Serena’s journey is the farthest, in a way. After the successful international broadcast of the funeral, the wheels are beginning to turn, and she is formulating a plan to bring her closer to power. A meeting of Commander Lawrence, the Mackenzies and, surprisingly, Nick and his wife, shows her attempting to manoeuvres people into position. She subtly supports Commander Mackenzie’s fear over June Osborn’s reach (considering he has stolen Hannah). She picks up that Commander Lawrence is in a precarious situation himself, as an unmarried man in a position of leadership that mistrusts men without wives and handmaids. The only unknown is Nick (and his once again lovely wife). After the meeting, in a private conversation, she suggests a marriage of convenience to Commander Lawrence – after telling him she is grateful that Fred died before the birth of their child, considering his continuing poor choices. Of course, Serena doesn’t know all the things Commander Lawrence has done for June, and he doesn’t know about his alliance with Nick, who is unlikely to ever want Serena anywhere near power. It is interesting to see Serena, one of the unknown architects of Gilead, once again overplaying her hand because she thinks that the cage she helped built doesn’t concern her: what would these powerful men think of a woman who so obviously is making a play, is attempting to get the upper hand?

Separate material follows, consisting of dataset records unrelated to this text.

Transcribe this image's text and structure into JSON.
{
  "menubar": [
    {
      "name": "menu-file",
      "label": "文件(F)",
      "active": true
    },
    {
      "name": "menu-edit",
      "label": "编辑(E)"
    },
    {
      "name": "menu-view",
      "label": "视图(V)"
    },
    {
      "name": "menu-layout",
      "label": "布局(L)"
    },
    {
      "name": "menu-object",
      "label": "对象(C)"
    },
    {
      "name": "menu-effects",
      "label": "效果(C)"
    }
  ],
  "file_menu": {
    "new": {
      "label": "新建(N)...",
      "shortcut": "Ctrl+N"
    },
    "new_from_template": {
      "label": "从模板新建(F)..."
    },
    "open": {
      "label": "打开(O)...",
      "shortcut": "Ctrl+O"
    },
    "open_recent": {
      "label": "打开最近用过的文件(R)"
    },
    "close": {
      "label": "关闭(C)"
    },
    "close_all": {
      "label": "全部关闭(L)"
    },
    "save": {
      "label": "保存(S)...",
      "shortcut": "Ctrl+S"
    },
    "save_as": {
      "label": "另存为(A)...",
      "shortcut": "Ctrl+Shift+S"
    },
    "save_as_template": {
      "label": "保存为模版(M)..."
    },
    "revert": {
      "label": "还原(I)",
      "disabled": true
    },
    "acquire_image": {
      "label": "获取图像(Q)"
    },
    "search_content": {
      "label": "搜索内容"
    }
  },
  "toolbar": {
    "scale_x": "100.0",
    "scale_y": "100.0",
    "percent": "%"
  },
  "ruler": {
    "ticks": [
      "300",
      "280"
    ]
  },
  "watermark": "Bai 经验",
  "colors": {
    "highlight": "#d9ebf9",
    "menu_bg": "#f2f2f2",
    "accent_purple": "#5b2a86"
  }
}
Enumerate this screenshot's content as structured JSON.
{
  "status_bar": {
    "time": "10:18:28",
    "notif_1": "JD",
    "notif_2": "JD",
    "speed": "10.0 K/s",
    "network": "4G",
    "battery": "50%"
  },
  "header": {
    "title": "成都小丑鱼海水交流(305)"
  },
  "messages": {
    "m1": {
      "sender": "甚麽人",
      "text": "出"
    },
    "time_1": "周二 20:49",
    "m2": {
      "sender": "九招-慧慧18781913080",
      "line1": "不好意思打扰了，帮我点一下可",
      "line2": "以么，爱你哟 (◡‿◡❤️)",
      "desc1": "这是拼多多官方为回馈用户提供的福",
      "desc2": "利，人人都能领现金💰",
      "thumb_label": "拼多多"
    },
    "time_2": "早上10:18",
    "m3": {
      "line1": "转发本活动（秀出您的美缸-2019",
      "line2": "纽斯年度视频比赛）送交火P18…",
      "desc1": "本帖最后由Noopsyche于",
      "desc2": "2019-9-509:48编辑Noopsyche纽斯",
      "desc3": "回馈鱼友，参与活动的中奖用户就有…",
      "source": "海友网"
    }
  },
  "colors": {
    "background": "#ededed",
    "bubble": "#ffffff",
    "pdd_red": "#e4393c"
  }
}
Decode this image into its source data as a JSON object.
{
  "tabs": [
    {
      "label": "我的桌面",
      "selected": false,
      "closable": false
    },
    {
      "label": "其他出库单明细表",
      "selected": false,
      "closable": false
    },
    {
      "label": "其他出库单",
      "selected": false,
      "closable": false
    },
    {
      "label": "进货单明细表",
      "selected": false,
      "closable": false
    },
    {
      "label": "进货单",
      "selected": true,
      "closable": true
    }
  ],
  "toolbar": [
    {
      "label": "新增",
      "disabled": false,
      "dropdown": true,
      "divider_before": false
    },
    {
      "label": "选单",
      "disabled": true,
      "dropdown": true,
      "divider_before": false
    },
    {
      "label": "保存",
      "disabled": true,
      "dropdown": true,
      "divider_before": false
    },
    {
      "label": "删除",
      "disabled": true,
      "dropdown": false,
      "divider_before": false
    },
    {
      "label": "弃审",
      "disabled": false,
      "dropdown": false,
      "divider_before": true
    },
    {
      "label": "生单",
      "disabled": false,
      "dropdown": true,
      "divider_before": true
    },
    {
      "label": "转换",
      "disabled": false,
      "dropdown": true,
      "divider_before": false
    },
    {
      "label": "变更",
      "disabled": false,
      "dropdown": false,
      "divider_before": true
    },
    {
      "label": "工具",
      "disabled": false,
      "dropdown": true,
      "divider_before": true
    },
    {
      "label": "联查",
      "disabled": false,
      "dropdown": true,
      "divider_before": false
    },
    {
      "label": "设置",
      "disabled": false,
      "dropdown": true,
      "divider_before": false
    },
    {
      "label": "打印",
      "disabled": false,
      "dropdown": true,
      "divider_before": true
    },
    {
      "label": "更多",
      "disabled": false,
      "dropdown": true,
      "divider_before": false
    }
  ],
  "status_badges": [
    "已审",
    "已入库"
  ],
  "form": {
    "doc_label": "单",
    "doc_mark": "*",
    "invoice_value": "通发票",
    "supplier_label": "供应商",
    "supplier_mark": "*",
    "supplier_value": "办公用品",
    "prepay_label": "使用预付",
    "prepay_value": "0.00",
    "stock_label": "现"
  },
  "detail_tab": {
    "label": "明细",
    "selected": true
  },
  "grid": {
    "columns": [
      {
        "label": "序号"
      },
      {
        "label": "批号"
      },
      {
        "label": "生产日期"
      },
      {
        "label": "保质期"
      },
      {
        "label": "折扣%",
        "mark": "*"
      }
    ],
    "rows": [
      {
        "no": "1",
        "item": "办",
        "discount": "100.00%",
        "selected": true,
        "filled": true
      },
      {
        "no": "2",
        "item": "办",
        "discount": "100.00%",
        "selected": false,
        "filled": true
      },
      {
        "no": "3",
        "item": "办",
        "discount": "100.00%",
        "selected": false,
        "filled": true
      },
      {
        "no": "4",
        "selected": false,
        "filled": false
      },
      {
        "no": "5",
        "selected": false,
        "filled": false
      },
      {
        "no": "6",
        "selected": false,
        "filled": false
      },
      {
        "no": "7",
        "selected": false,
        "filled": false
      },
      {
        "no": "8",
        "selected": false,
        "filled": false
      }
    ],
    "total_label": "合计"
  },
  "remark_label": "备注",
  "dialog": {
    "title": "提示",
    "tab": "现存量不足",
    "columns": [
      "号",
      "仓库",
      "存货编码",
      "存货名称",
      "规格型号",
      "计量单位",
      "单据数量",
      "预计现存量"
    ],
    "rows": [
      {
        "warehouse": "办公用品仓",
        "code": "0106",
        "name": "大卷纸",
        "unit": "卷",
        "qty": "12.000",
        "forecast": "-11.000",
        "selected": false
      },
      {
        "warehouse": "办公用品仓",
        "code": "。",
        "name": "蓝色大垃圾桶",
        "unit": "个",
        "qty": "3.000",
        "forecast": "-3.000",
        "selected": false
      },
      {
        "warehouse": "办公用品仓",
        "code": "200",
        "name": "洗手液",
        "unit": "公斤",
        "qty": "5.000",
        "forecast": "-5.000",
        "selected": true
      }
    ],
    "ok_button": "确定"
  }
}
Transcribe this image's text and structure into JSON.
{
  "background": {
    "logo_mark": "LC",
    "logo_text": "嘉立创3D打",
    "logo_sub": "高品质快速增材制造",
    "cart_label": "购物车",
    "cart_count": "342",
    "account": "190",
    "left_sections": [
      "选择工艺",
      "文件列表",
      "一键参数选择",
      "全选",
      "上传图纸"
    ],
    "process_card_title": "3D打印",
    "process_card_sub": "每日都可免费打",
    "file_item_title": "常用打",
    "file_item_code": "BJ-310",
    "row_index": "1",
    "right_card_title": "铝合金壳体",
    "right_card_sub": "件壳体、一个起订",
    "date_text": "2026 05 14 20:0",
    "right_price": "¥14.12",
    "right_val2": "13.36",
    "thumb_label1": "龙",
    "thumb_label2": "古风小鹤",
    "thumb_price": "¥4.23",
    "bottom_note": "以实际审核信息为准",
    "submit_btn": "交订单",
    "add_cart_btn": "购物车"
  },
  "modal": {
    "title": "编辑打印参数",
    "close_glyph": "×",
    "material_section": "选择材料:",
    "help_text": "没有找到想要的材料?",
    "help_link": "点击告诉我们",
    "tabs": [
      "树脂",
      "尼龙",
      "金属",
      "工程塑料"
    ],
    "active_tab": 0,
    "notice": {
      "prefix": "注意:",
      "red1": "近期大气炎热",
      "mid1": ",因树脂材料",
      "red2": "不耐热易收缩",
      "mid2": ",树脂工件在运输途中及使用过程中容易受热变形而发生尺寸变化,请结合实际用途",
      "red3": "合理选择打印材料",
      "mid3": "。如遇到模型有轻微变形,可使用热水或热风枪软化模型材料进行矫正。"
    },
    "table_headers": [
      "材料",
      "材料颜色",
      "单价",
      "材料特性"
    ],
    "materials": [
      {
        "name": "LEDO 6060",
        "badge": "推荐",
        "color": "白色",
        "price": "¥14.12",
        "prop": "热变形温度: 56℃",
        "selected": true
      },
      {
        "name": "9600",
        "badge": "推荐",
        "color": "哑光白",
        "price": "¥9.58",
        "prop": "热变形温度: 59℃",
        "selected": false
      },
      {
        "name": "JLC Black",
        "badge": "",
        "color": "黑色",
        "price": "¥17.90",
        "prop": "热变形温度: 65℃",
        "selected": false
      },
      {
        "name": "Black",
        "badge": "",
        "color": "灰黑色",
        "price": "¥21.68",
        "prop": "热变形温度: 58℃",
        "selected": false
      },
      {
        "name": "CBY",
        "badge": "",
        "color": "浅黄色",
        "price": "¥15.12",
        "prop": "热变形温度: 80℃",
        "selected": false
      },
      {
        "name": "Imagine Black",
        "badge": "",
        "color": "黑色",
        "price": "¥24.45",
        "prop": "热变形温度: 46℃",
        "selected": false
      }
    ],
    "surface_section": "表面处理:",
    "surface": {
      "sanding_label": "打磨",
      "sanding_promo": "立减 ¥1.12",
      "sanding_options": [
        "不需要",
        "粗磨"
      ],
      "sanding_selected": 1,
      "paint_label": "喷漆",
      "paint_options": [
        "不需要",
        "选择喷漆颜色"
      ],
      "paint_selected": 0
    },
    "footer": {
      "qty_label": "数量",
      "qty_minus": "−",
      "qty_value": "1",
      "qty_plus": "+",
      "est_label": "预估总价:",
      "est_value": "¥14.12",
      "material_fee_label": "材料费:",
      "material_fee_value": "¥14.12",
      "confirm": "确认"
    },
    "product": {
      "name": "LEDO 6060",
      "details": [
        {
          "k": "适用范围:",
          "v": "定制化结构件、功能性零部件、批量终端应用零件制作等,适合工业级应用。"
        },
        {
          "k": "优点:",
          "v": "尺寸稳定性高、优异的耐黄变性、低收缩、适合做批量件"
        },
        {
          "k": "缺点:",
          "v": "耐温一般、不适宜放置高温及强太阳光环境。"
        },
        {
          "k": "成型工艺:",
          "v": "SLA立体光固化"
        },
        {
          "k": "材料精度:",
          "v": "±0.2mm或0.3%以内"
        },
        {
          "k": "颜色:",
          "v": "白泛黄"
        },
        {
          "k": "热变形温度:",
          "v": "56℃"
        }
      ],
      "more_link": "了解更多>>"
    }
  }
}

When she comes to realise her error, it is already too late. She’s told Mark Tuello that she will stay, and he surprisingly lets her, in spite of the fact that she must be his greatest asset, especially after Nick tells him he has to protect his wife and can’t help him (a conversation that is, dangerously, overheard by Commander Mackenzie, who makes a not too subtle threat). She hears of a Council meeting that she thinks will give what she wants, but instead she finds herself again facing powerful men, who tell her she must leave Gilead – even if it is to be an ambassador for a country that is trying to reposition itself internationally – because Gilead doesn’t “have the proper infrastructure for unusual women to live within our borders”. She can ask for a staff, a budget, but none of that will detract from the fact that they are sending her back to Toronto, where June is waiting for her, as if they’re hoping that this thorn in their side will be dealt with without any of them having to get their hands bloody.
June, in the cabin, finally gets through to Nick, and learns from him that the dress Hannah wore means that she will be sent off to a school to become a wife – her 12-year-old daughter, the one person she couldn’t save. Nick also tells her that now that he has a wife (a wife that, he says, June would like, which I think is an accurate assessment on his part) he can’t risk it all anymore, because it’s not just his life at stake. Whatever June does next, she won’t have his help. He asks her to keep herself and their daughter Nichole safe – but it’s hard to see how she’ll be able to do that and save Hannah at the same time.
Just before she leaves, she is told that the resistance group has heard through the grapevine of Serena’s return to Toronto, and she somehow manages to get back just in time to deliver a dire warning. These two women are now in the same city.
Random notes:
I have called Mark Tuello hapless before, but I do wonder if he wasn’t aware of what would happen, that there was no way that Serena with her obvious scheming would be allowed to stay.
I do hope that whatever else happens, Commander Mackenzie meets the horrible end he deserves.